A recent study led by Stanford Medicine has found that many preschool-aged children diagnosed with attention deficit/hyperactivity disorder (ADHD) are being prescribed medication immediately after diagnosis, rather than first receiving behavioral therapy as recommended by treatment guidelines. The research was published on August 29 in JAMA Network Open.
The American Academy of Pediatrics advises that children aged 4 and 5 with ADHD should begin treatment with six months of behavior therapy before starting medication. However, the analysis of nearly 10,000 young patients across eight pediatric health networks in the United States revealed that this guidance is often not followed.
“We found that many young children are being prescribed medications very soon after their diagnosis of ADHD is documented,” said Yair Bannett, MD, assistant professor of pediatrics at Stanford and lead author of the study. “That’s concerning, because we know starting ADHD treatment with a behavioral approach is beneficial; it has a big positive effect on the child as well as on the family.”
Bannett also noted that stimulant medications tend to cause more side effects in younger children compared to older ones. He explained, “We don’t have concerns about the toxicity of the medications for 4- and 5-year-olds, but we do know that there is a high likelihood of treatment failure, because many families decide the side effects outweigh the benefits.” According to Bannett, these side effects can include increased irritability, emotional responses, and aggression.
ADHD is characterized by hyperactivity, difficulty paying attention, and impulsive behavior. Early identification and effective management are important for improving academic outcomes and preparing individuals for adulthood.
“It’s important to catch it early because we know these kids are at higher risk for having academic problems and not completing school,” Bannett said.

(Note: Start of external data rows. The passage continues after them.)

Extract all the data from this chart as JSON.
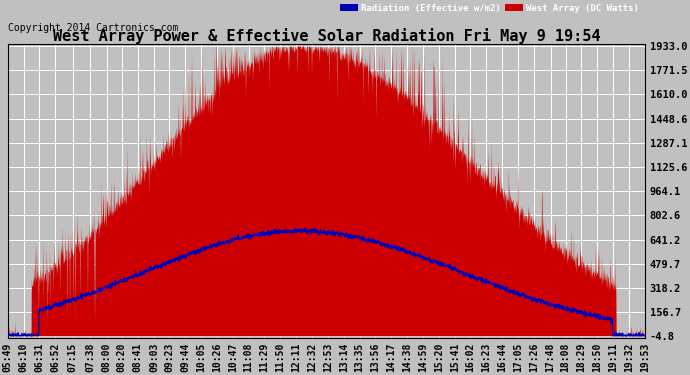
{
  "title": "West Array Power & Effective Solar Radiation Fri May 9 19:54",
  "copyright": "Copyright 2014 Cartronics.com",
  "legend_labels": [
    "Radiation (Effective w/m2)",
    "West Array (DC Watts)"
  ],
  "legend_colors_bg": [
    "#0000bb",
    "#cc0000"
  ],
  "legend_text_colors": [
    "#ffffff",
    "#ffffff"
  ],
  "yticks": [
    -4.8,
    156.7,
    318.2,
    479.7,
    641.2,
    802.6,
    964.1,
    1125.6,
    1287.1,
    1448.6,
    1610.0,
    1771.5,
    1933.0
  ],
  "ymin": -4.8,
  "ymax": 1933.0,
  "bg_color": "#c0c0c0",
  "plot_bg_color": "#c0c0c0",
  "grid_color": "#ffffff",
  "title_color": "#000000",
  "title_fontsize": 11,
  "copyright_fontsize": 7,
  "tick_fontsize": 7,
  "ytick_fontsize": 7.5,
  "radiation_color": "#0000bb",
  "power_color": "#cc0000",
  "radiation_max": 700,
  "power_max": 1933
}
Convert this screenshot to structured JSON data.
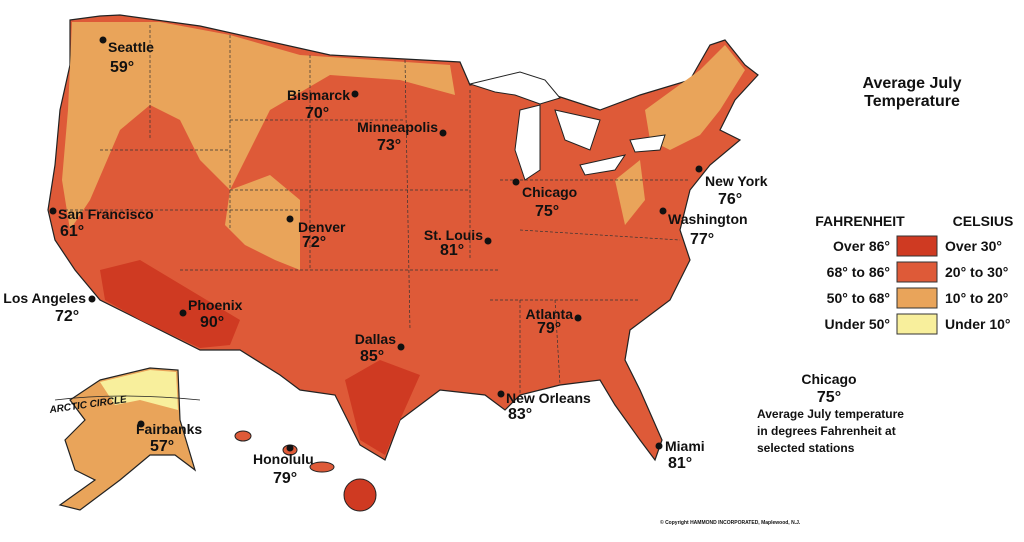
{
  "title": [
    "Average July",
    "Temperature"
  ],
  "legend": {
    "headers": [
      "FAHRENHEIT",
      "CELSIUS"
    ],
    "rows": [
      {
        "fahrenheit": "Over 86°",
        "celsius": "Over 30°",
        "color": "#cf3a22"
      },
      {
        "fahrenheit": "68° to 86°",
        "celsius": "20° to 30°",
        "color": "#de5a38"
      },
      {
        "fahrenheit": "50° to 68°",
        "celsius": "10° to 20°",
        "color": "#e9a45a"
      },
      {
        "fahrenheit": "Under 50°",
        "celsius": "Under 10°",
        "color": "#f8ef9c"
      }
    ]
  },
  "cities": [
    {
      "name": "Seattle",
      "temp": "59°"
    },
    {
      "name": "Bismarck",
      "temp": "70°"
    },
    {
      "name": "Minneapolis",
      "temp": "73°"
    },
    {
      "name": "Chicago",
      "temp": "75°"
    },
    {
      "name": "New York",
      "temp": "76°"
    },
    {
      "name": "Washington",
      "temp": "77°"
    },
    {
      "name": "San Francisco",
      "temp": "61°"
    },
    {
      "name": "Denver",
      "temp": "72°"
    },
    {
      "name": "St. Louis",
      "temp": "81°"
    },
    {
      "name": "Los Angeles",
      "temp": "72°"
    },
    {
      "name": "Phoenix",
      "temp": "90°"
    },
    {
      "name": "Atlanta",
      "temp": "79°"
    },
    {
      "name": "Dallas",
      "temp": "85°"
    },
    {
      "name": "New Orleans",
      "temp": "83°"
    },
    {
      "name": "Fairbanks",
      "temp": "57°"
    },
    {
      "name": "Honolulu",
      "temp": "79°"
    },
    {
      "name": "Miami",
      "temp": "81°"
    }
  ],
  "key_example": {
    "city": "Chicago",
    "temp": "75°",
    "lines": [
      "Average July temperature",
      "in degrees Fahrenheit at",
      "selected stations"
    ]
  },
  "arctic_circle": "ARCTIC CIRCLE",
  "copyright": "© Copyright HAMMOND INCORPORATED, Maplewood, N.J."
}
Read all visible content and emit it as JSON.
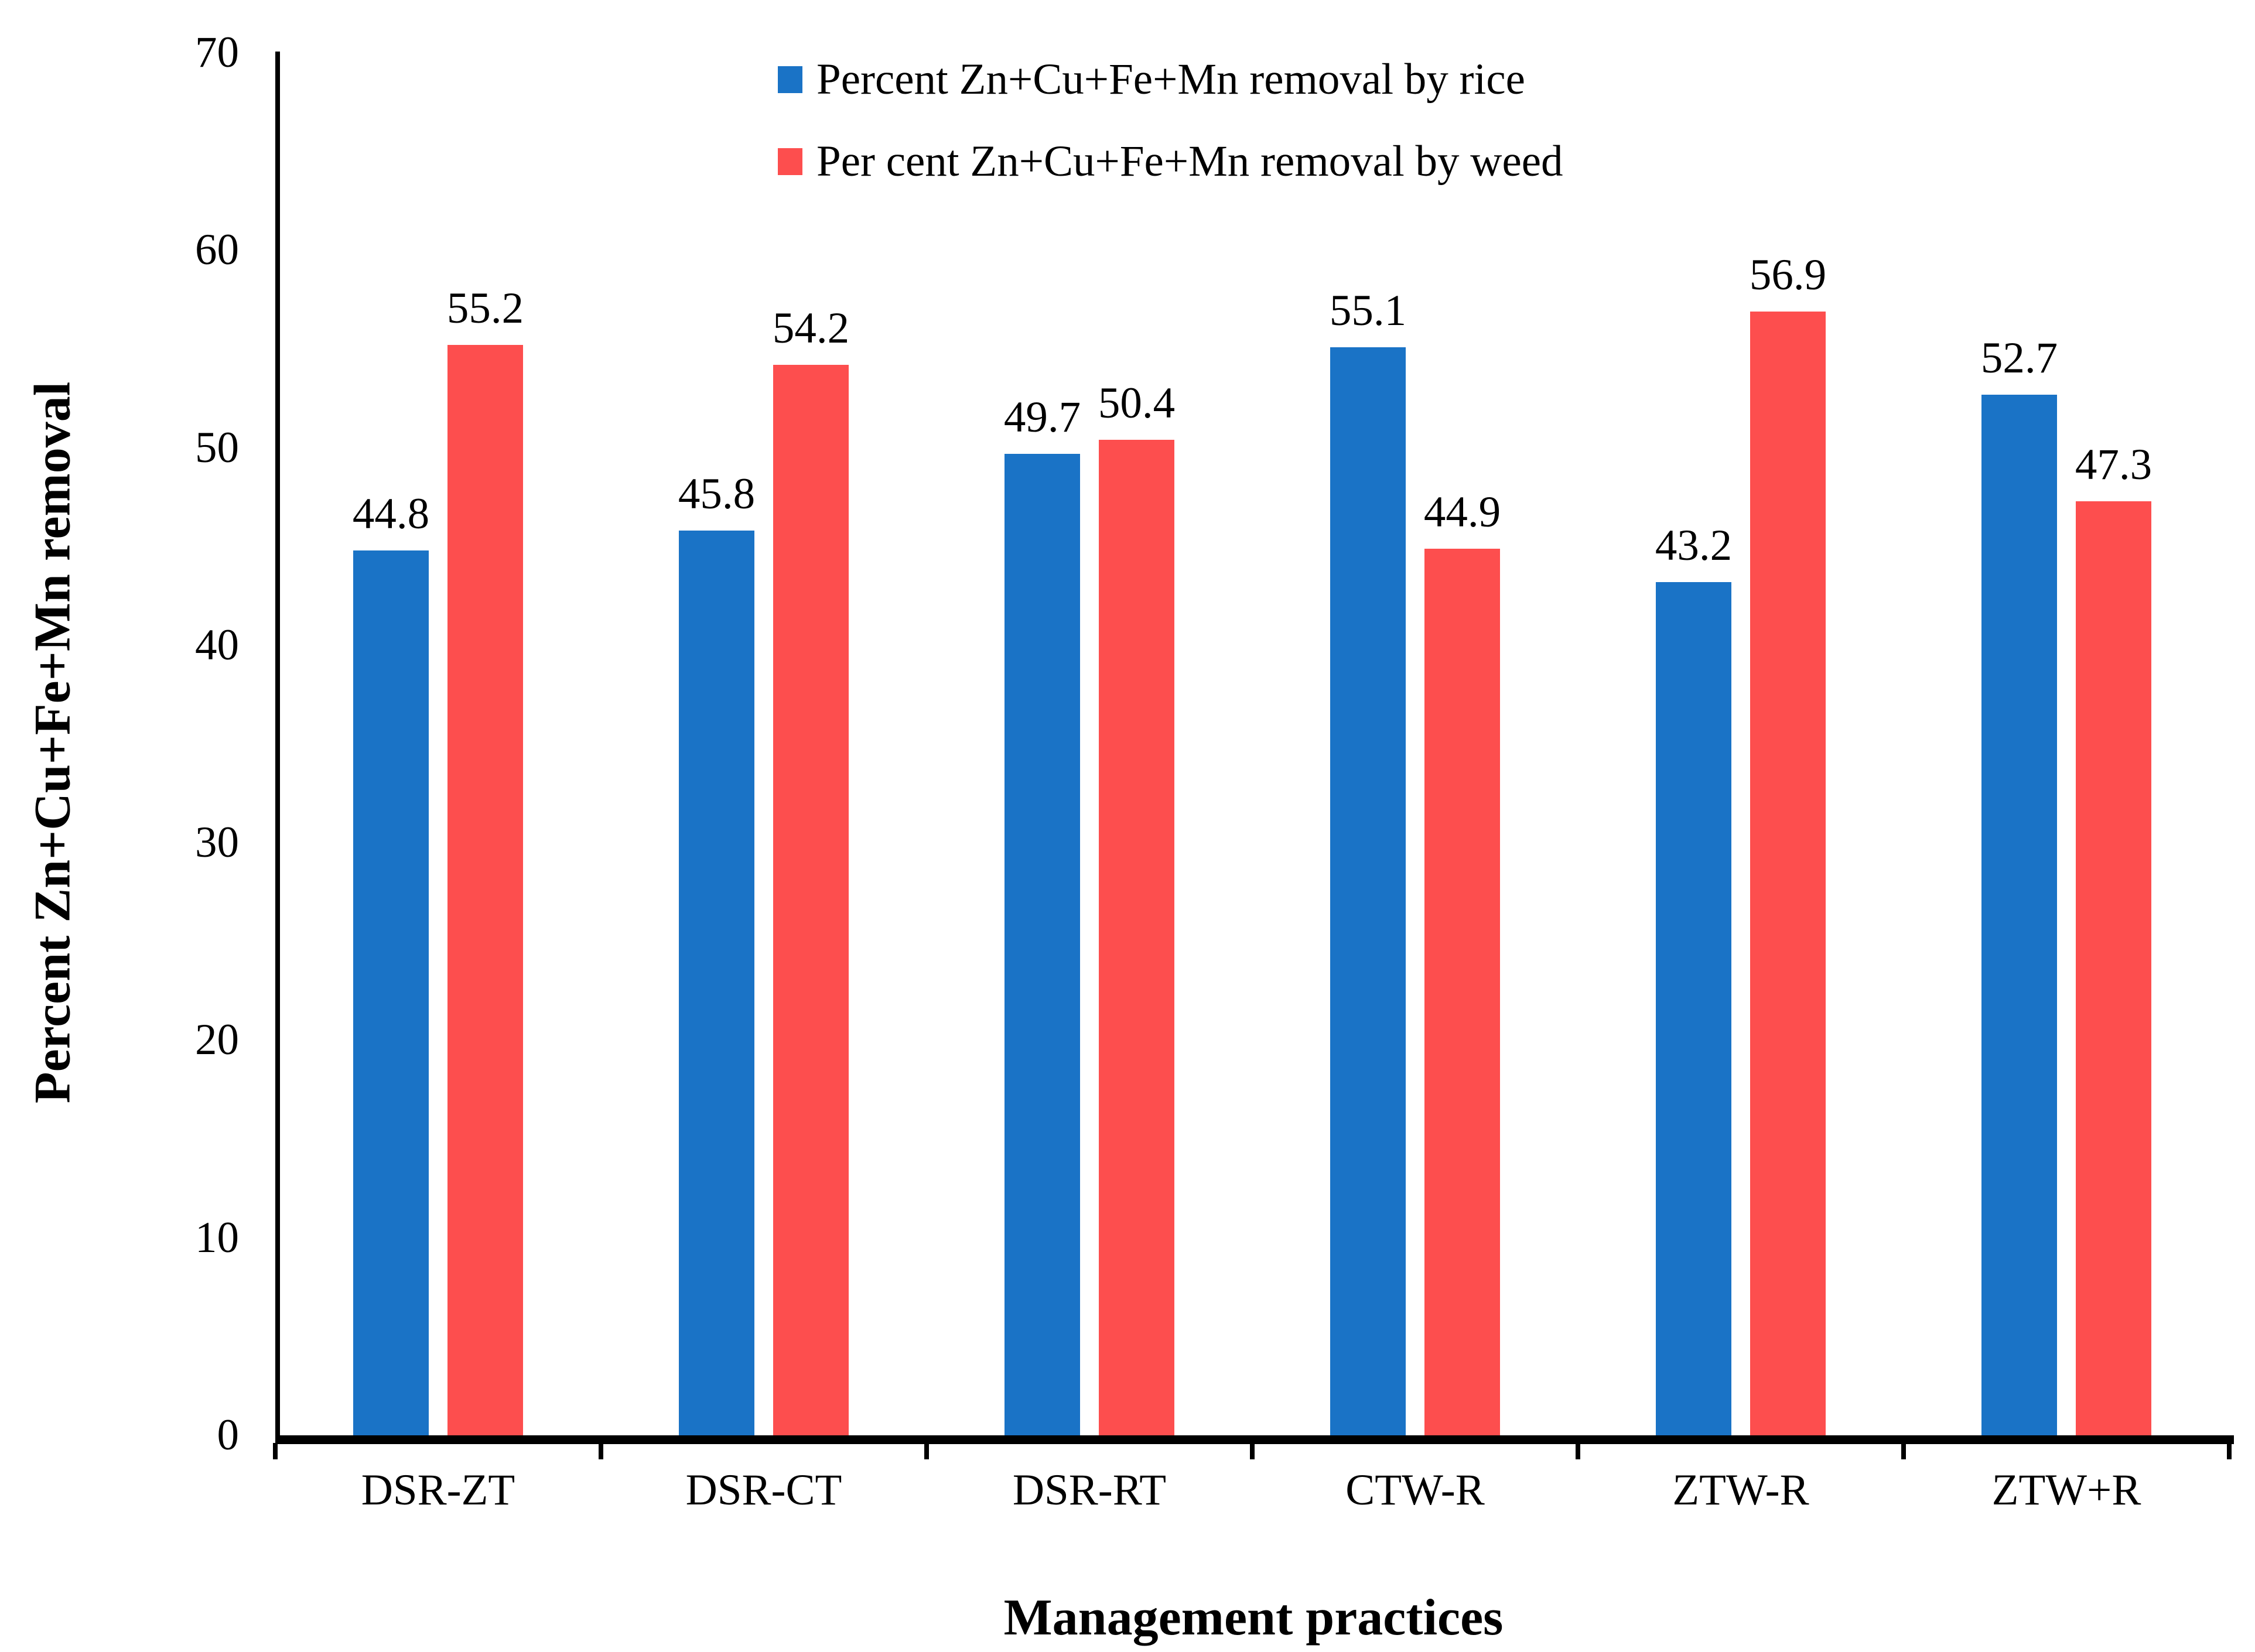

He added that proper treatment helps improve performance in school and later life skills such as employment and relationships.
Behavioral therapy focuses on modifying the child’s environment through changes in parental actions and daily routines. “Behavioral treatment works on the child’s surroundings: the parents’ actions and the routine the child has,” Bannett said.
The specific behavioral intervention recommended by pediatric guidelines is called parent training in behavior management. This method teaches parents how to build strong relationships with their children, reward positive behaviors, ignore negative ones, and use organizational tools like visual schedules.
Medication addresses symptoms such as hyperactivity or inattentiveness but does not provide lasting skills once its effects wear off. Both approaches may be needed for most children with ADHD; however, previous studies suggest beginning with behavioral therapy yields better results for preschoolers.
Researchers reviewed electronic health records from over 712,000 children ages three to five who had seen their primary care physician at least twice between 2016 and 2023. Of those diagnosed with ADHD (1.4% or 9,708 children), more than 42% were prescribed medication within one month of diagnosis while only about 14% received medication more than six months after diagnosis.
The study did not include data on referrals to behavioral therapy but inferred from prescription patterns that many patients likely did not receive guideline-recommended care. A smaller prior study indicated only about one in ten families accessed appropriate behavioral therapy following recommendations.
Children formally diagnosed were more likely to receive immediate prescriptions compared to those initially identified only by symptoms. Even among those without an initial full diagnosis, nearly a quarter received medication within a month.
Since researchers relied on medical records rather than direct interviews with physicians or families, they could not determine exact reasons behind prescribing decisions. However, informal discussions suggested limited access to qualified therapists or insurance coverage often influenced choices made by doctors.
“One important point that always comes up is access to behavioral treatment,” Bannett said. Some locales have few or no therapists who offer the treatment, or patients’ insurance may not cover it. “Doctors tell us, ‘We don’t have anywhere to send these families for behavioral management training, so weighing the benefits and risks we think it’s better to give medication than not to offer any treatment at all.’”
Bannett hopes primary care pediatricians will learn how to address this gap using available resources including free or low-cost online programs teaching principles of behavioral management for parents.
He emphasized that while this research focused on preschoolers newly diagnosed with ADHD, similar strategies benefit older children as well: “For kids 6 and above, the recommendation is both treatments because behavioral therapy teaches long-term skills… Medication will not do that so we never think of medication as the only solution for ADHD.”
Collaborators included researchers from several institutions such as Children’s Hospital of Philadelphia; Perelman School of Medicine at University of Pennsylvania; Nationwide Children’s Hospital; The Ohio State University College of Medicine; Cincinnati Children’s Hospital Medical Center; University of Cincinnati College of Medicine; Texas Children’s Hospital; Baylor College of Medicine; Ann & Robert H. Lurie Children’s Hospital of Chicago; University of Colorado; Nemours Children’s Hospital; among others.
Funding came from sources including Stanford Medicine Maternal & Child Health Research Institute; National Institute of Mental Health (grant K23MH128455); National Heart Lung & Blood Institute (grant K23HL157615); Patient-Centered Outcomes Research Institute via PEDSnet Pediatric Clinical Research Network.